La Chine, opportuniste face aux tensions entre Trump et l’Iran

Le président américain Donald Trump se rend à Pékin ce mercredi 13 mai avec l’espoir de résoudre la crise iranienne, mais les négociations piétinent. Si officiellement le sommet avec Xi Jinping, qui se poursuivra jusqu’au 15 mai, doit aborder des questions telles que les droits de douane, les tensions commerciales et la situation à Taïwan, le conflit au Moyen-Orient sera également au centre des discussions. Ce contexte offre à la Chine une opportunité de renforcer son influence sur la scène internationale.

EN BREF

  • Trump cherche l’aide de la Chine pour désamorcer la situation en Iran.
  • Pékin pourrait utiliser ce dossier pour obtenir des concessions sur d’autres sujets.
  • Les relations sino-américaines restent tendues malgré l’importance de la rencontre.

Selon des responsables américains, Trump espère que Xi Jinping utilisera son influence sur Téhéran pour favoriser une désescalade. Cette dynamique place la Chine dans une position clé, alors qu’elle est l’un des rares pays capables de dialoguer directement avec le régime iranien, grâce à ses liens économiques et énergétiques. Dali Yang, professeur de sciences politiques à l’Université de Chicago, souligne la dépendance de Trump envers la médiation chinoise, ce qui est nouveau pour lui.

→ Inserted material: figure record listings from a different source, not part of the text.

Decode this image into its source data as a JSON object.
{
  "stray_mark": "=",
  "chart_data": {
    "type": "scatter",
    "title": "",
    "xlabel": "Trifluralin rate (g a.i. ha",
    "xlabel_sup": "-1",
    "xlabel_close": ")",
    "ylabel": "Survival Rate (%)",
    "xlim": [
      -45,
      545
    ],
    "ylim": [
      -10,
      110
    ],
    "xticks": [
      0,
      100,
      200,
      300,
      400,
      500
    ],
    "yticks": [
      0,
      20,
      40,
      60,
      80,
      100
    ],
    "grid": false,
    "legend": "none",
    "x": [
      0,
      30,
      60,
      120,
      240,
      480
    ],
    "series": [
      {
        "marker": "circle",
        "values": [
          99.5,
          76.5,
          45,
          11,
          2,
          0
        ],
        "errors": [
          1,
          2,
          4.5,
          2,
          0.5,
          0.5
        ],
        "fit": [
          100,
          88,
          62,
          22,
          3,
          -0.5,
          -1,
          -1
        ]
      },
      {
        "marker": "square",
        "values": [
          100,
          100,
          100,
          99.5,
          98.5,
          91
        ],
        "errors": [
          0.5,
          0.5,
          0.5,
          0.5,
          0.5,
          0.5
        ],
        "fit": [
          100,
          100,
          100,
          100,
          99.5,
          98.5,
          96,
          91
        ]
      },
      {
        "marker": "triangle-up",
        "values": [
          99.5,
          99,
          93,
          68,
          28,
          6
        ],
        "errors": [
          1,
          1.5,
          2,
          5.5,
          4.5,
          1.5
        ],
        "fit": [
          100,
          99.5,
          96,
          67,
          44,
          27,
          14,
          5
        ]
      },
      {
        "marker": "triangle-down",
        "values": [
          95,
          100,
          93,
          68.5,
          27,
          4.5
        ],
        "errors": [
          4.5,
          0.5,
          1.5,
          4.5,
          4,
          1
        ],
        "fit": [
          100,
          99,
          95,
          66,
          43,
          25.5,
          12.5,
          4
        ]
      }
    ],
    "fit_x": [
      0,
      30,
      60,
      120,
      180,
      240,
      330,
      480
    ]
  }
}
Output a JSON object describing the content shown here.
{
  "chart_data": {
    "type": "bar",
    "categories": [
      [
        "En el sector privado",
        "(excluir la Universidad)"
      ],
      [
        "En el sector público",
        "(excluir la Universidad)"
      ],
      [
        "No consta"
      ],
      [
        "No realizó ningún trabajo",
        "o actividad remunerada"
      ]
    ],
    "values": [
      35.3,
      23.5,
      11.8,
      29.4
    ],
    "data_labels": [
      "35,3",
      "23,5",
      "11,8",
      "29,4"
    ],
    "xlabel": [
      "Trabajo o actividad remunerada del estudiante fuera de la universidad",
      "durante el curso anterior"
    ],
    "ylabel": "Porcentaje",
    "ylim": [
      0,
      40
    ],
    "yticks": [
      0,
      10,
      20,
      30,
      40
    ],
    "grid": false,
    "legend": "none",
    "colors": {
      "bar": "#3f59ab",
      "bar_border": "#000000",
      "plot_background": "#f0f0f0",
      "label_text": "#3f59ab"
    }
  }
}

Pékin pourrait tirer parti de cette situation pour obtenir des concessions sur des enjeux cruciaux, notamment le commerce. En effet, après des mois de tensions douanières, les deux pays sont en pourparlers pour prolonger une fragile trêve commerciale. La Chine cherche à s’assurer que les droits de douane excessifs, qui avaient atteint jusqu’à 145 %, ne soient pas rétablis. Les discussions en cours portent également sur des achats chinois de produits agricoles américains.

Un autre sujet sensible qui pourrait émerger lors de ces négociations est le cas de Taïwan. Pékin a longtemps demandé une réduction du soutien militaire américain à l’île, critiquant les ventes d’armes américaines. L’an dernier, un accord de vente d’armes d’une valeur de 11 milliards de dollars à Taïwan avait été approuvé par le Congrès américain, mais a été suspendu avant le sommet Trump-Xi. La Chine pourrait demander un geste symbolique à Trump concernant cette question, bien que les décisions concrètes relèvent du Congrès.

Les deux dirigeants doivent naviguer entre une diplomatie compliquée et des attentes élevées. Xi Jinping, tout en appelant à de nouvelles perspectives de coopération sur Taïwan, devra également gérer les attentes américaines concernant la guerre en Iran. Le double discours de Pékin, qui oscille entre apaisement et soutien à Téhéran, complique encore davantage cette dynamique.

La Chine, face à la guerre en Iran, ne cherche pas seulement à jouer un rôle de stabilisateur, mais également à renforcer son image de puissance diplomatique. Dans un contexte où les États-Unis semblent absorbés par leurs propres crises au Moyen-Orient, Xi Jinping pourrait capitaliser sur cette situation pour affirmer son autorité.

Cependant, la rencontre entre Trump et Xi ne devrait pas déboucher sur des résultats concrets. Henrietta Levin, chercheuse au Centre d’études stratégiques et internationales de Washington, fait état d’un consensus sur la nécessité de maintenir la stabilité des relations sino-américaines. Pourtant, au-delà de cette stabilité, l’avenir de cette relation demeure incertain, et il est probable que cette réunion n’aboutisse qu’à des discussions initiales.

Trump pourrait, comme à son habitude, se féliciter d’un « échange constructif » sur les réseaux sociaux, mais cela ne serait qu’un premier pas. Les deux présidents doivent encore se retrouver au G20 en décembre à Miami, où de nouveaux enjeux pourraient émerger.